- State-owned companies helped push net debt sales to 2Q record
- Fickle foreign investor sentiment leaves borrowers exposed
Emerging-market issuers are exposing themselves to greater currency volatility by letting dollar borrowings outstrip their buffer of reserves, according to the Bank for International Settlements.
Developing-nation companies including state-owned enterprises have accumulated $3.2 trillion of dollar debt, the Basel-based BIS said in an annual report released Sunday.
“In many cases, rising foreign currency debt has not been matched with FX assets and revenues,” according to the report by the BIS, which acts as a global forum for as many as 60 central banks. “There is a great risk that booms and busts in capital flows will cause large shifts in exchange rates.”

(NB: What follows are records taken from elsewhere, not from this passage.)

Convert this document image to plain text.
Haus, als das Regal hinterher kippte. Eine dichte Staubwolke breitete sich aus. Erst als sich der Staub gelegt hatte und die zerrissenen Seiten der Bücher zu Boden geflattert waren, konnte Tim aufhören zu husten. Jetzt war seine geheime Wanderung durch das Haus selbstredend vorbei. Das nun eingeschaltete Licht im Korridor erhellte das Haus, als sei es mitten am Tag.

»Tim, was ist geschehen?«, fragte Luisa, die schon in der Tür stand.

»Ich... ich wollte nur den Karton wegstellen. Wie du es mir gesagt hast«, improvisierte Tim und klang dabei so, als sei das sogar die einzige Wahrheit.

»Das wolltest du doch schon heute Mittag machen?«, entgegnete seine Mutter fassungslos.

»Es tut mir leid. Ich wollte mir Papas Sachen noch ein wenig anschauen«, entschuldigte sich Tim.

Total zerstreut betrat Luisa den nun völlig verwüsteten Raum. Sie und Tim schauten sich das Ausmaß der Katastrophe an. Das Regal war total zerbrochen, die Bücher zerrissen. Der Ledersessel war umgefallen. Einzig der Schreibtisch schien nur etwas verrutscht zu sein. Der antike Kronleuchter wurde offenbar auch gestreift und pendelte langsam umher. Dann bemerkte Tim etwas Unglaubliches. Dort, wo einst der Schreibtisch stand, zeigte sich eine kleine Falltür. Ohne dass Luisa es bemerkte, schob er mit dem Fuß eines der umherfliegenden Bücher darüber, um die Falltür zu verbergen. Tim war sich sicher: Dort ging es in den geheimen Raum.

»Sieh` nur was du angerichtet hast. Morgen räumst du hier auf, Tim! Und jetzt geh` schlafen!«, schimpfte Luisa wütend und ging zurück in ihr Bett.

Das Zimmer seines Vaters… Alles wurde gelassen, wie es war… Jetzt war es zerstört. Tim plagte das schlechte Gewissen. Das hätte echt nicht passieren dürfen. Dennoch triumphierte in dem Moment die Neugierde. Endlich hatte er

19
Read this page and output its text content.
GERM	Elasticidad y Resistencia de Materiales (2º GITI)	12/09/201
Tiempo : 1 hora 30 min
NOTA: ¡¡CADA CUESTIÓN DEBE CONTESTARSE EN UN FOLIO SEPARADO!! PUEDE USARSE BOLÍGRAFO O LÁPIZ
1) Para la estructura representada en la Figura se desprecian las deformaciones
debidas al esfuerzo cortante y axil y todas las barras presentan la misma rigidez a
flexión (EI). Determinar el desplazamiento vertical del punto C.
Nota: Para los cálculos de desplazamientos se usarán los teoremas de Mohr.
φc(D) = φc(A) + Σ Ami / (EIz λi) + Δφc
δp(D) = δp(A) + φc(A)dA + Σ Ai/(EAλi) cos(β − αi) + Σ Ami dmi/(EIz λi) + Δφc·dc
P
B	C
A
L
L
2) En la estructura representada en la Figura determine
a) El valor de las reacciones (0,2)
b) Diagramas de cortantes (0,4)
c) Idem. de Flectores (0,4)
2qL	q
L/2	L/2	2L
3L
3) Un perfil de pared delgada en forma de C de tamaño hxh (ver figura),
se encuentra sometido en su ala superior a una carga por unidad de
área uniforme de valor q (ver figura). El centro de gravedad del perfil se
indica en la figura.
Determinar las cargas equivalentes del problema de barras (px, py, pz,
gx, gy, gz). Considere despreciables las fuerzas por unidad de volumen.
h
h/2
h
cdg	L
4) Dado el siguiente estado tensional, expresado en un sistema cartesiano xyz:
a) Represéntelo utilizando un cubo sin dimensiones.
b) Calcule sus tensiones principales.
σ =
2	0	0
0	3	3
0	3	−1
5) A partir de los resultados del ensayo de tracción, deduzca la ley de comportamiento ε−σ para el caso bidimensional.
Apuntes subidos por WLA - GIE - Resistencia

Leaning on foreign investors so heavily exposes emerging economies to rapid shifts in sentiment and currency markets. Templeton Global Bond Fund, one of the world’s biggest emerging-market investors, led an exodus from Poland in the first half as it scaled back holdings in the $44 billion fund to 3.6 percent at the end of June from 7.4 percent at the end of the third quarter of 2015. Banks that lend to emerging markets also re-evaluate allocations when local currency depreciation creates bigger debts, according to the BIS.
Emerging economies, which account for about 80 percent of the growth in global trade and output since 2008, have seen the ratio of dollar debt to exports rise over the period to 49 percent at the end of last year from 30 percent. Dollar liabilities have also increased relative to the stock of official foreign currency reserves, the BIS said.